Nicholas Sanchez Zarkos

Nicholas Sanchez-Zarkos is a junior at Olentangy Liberty High School in Powell, Ohio and was born in Albuquerque, New Mexico. He plans on studying psychology or education in college and spends his time writing and acting. He is a writer for his schools’ news site and participated in the Kenyon Review Young Writers Workshop this past summer.

Diet Culture: What High Schoolers Experience

I asked my school about their experiences and opinions surrounding diet culture. I learned that the majority of the students I polled had many encounters with diet culture throughout their lives.

We’ve all been there, whether it’s skipping dessert before a vacation or stopping ourselves from eating the last cookie. Many high schoolers, myself included, can relate in at least some way to participating in what many call “diet culture.”

But what is diet culture and how does it impact the lives of high schoolers? 


To find out, I asked students at my school about their personal experiences and opinions surrounding the topic.


When I asked high-school students what diet culture means to them, I expected many people to ask me what diet culture was, or say that they hadn’t had much exposure to it. I was taken aback, however, when I learned that the majority of the students I polled have had many encounters with diet culture throughout their lives.


Four out of the ten students I interviewed admitted to thinking, at some time in their lives, that they weren’t “good enough” if they didn’t fit the body-image ideal that others around them did. This internal belief of having lower self-worth because of image or weight is common among teens today. 

While diet culture meant something different to every student, I noticed some similar stigmas and relationships with food and dieting that many high-school students shared.


Other students expressed that diet culture promotes certain ways of eating or exercising while discouraging other foods by referring to them as “unhealthy” or even “shameful.” Many believe that it is likely that students will be judged for what they are bringing to and eating at school or around peers and classmates. One male student admitted to only eating the foods he considered unhealthy or fattening when he got home from school, rather than at the lunch table. 


The next question I asked was about how school-provided food affects diet culture and the way high schoolers eat and feel about eating. Though every school provides their students with different foods, I was interested in how my school and others like it impact the way kids feel about their diets.

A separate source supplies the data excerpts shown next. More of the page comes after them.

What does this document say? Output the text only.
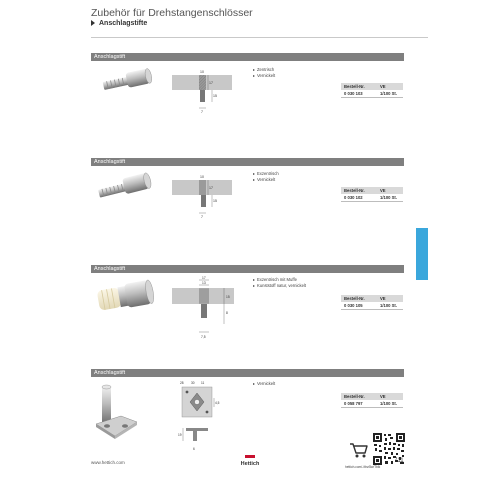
Zubehör für Drehstangenschlösser
Anschlagstifte
Anschlagstift
17
15
7
10	Zentrisch
Vernickelt
Bestell-Nr.	VE
0 030 103	1/100 St.
Anschlagstift
17
15
7
10
Exzentrisch
Vernickelt
Bestell-Nr.	VE
0 030 102	1/100 St.
Anschlagstift
17
13
15
8
7,5
Exzentrisch mit Muffe
Kunststoff natur, vernickelt
Bestell-Nr.	VE
0 030 105	1/100 St.
Anschlagstift
28 30 11
4,5
19
6
Vernickelt
Bestell-Nr.	VE
0 058 797	1/100 St.
hettich.com/-/tbv/8w/Tblk
www.hettich.com	Hettich	711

A majority of the students I interviewed believe that our school promotes positive eating habits and healthy diets. Students explained that many of the foods that our school offers come at a reduced price if bought in conjunction with healthy food items, like fruits or vegetables. 


Other students expressed that many of the foods that were available for purchase at school are made fresh and come with your choice of different fruits or vegetables. The prices of healthy foods are often less than the prices of foods with more calories and carbohydrates. Packaged foods and beverages, like chips and sugary drinks, are also usually sold in reduced-fat versions.

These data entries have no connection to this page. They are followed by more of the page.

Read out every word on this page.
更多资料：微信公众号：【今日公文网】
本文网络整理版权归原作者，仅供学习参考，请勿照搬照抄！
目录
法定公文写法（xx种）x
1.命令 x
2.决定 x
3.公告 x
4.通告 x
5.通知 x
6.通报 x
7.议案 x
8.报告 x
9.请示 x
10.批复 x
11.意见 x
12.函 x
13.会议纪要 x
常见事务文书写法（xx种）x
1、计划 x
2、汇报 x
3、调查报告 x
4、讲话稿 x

Most students were in agreement: Schools can be helpful in providing positive examples of and promoting healthy eating.


Of the students I polled, nine out of ten use some form of social media. Although each student follows and uses social media for different purposes, each student has had similar experiences with diet culture on social media.


One student told me that she’s become accustomed to celebrities and influencers on social media “showing off ‘ideal’ bodies and habits,” which makes her feel discouraged and unattractive. “I used to scroll and see pictures of vacations or family gatherings, but it sometimes seems [like] all of my social media is women showing off skinny bodies.” 

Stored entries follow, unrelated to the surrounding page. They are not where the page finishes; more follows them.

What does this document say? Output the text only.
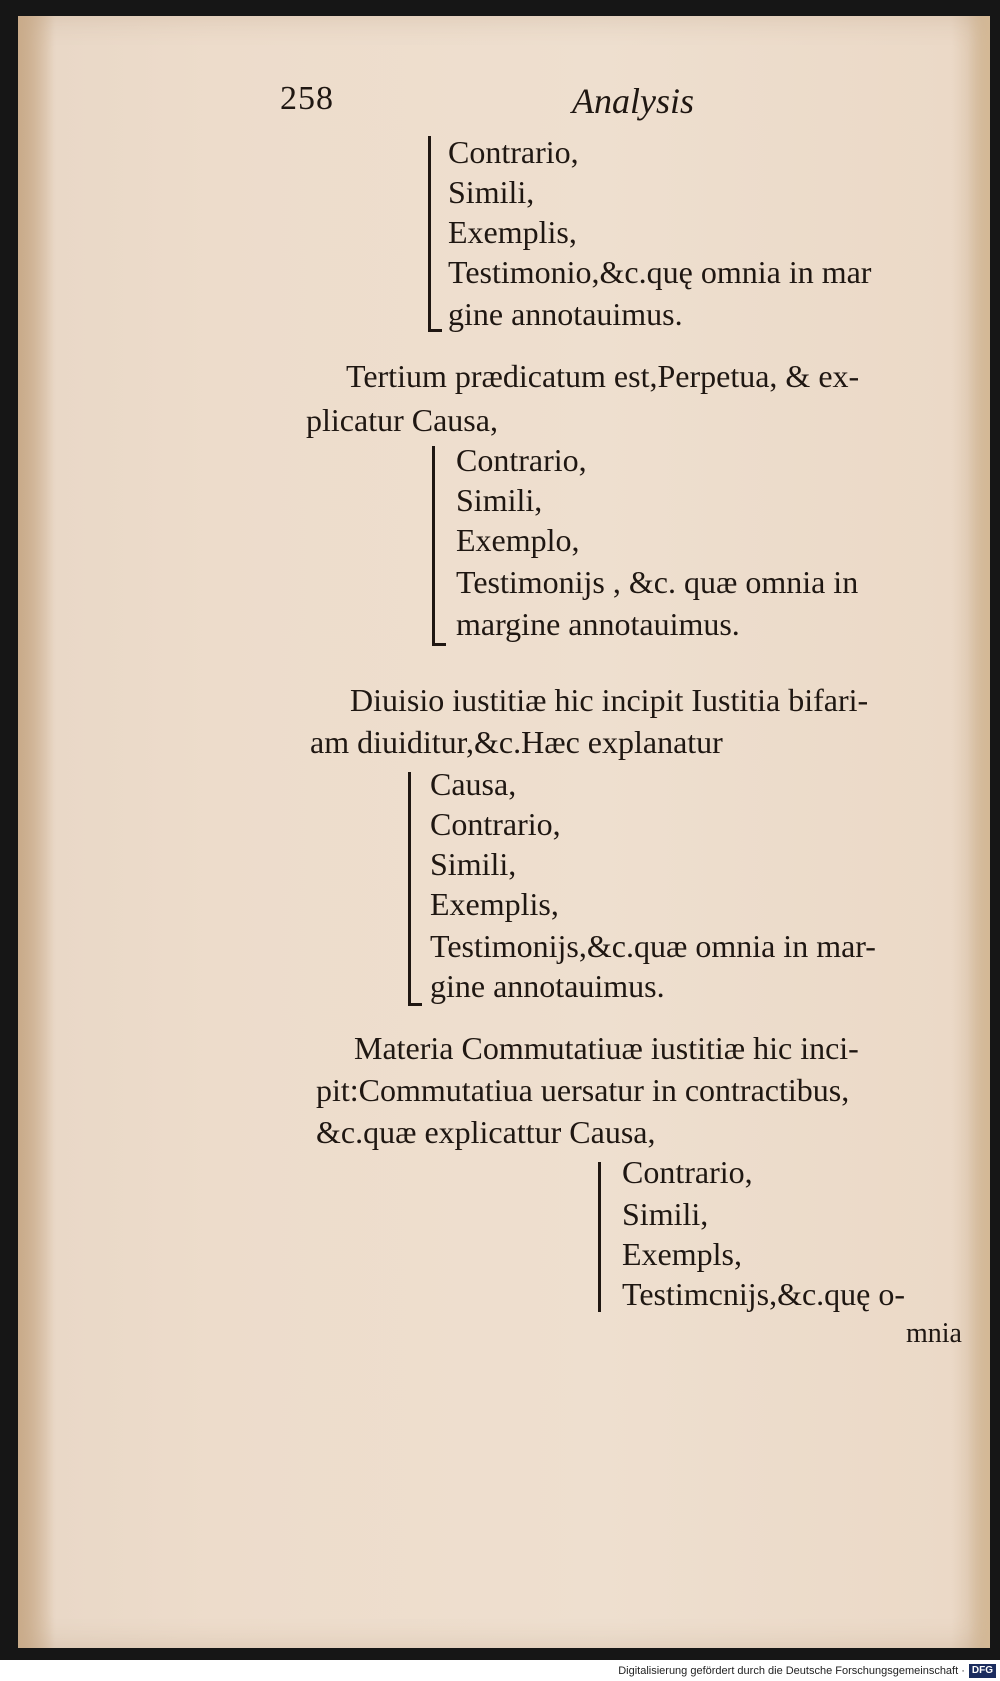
258	Analysis
Contrario,
Simili,
Exemplis,
Testimonio,&c.quę omnia in mar
gine annotauimus.
Tertium prædicatum est,Perpetua, & ex-
plicatur Causa,
Contrario,
Simili,
Exemplo,
Testimonijs , &c. quæ omnia in
margine annotauimus.
Diuisio iustitiæ hic incipit Iustitia bifari-
am diuiditur,&c.Hæc explanatur
Causa,
Contrario,
Simili,
Exemplis,
Testimonijs,&c.quæ omnia in mar-
gine annotauimus.
Materia Commutatiuæ iustitiæ hic inci-
pit:Commutatiua uersatur in contractibus,
&c.quæ explicattur Causa,
Contrario,
Simili,
Exempls,
Testimcnijs,&c.quę o-
mnia
Digitalisierung gefördert durch die Deutsche Forschungsgemeinschaft · DFG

Other students had similar stories. Many of the high schoolers I interviewed told me that social media was full of ads and promotions for diets, apps, and foods promising a thinner or more muscular body. Some said they had even seen examples of cyberbullying or discrimination toward people who didn’t demonstrate or conform to someone’s ideal of “beauty” or “health.”

Though each student had different experiences with social media, it became clear to me that, for many high schoolers, social media is often a place where diet culture negatively impacts how teens see themselves and a place where there is discrimination against anyone without the “ideal” body.


Since much of my interviewing focused on the negative implications of diet culture, I wanted to end my questions with ways that high schoolers can positively impact diet culture for the world around them. Students had many interesting ideas on how to make our culture around food a more inclusive and reinforcing environment for high schoolers everywhere.

“Don’t let others’ habits control yours,” Abby, a junior at my high school, said. 


Many teens change what they eat or do based on what they witness their friends or peers doing, in order to feel accepted or “normal.”


Most of the students that I interviewed believe that in order to favorably impact diet culture moving forward, high schoolers have to focus on their own diets and bodies and stop comparing themselves to others. Social media, the internet, and even peers can cause high schoolers to feel criticized and “unequal” because of their own bodies and habits. In order to become more comfortable with ourselves, one student said that we need to “consume healthy foods, not negative attitudes.”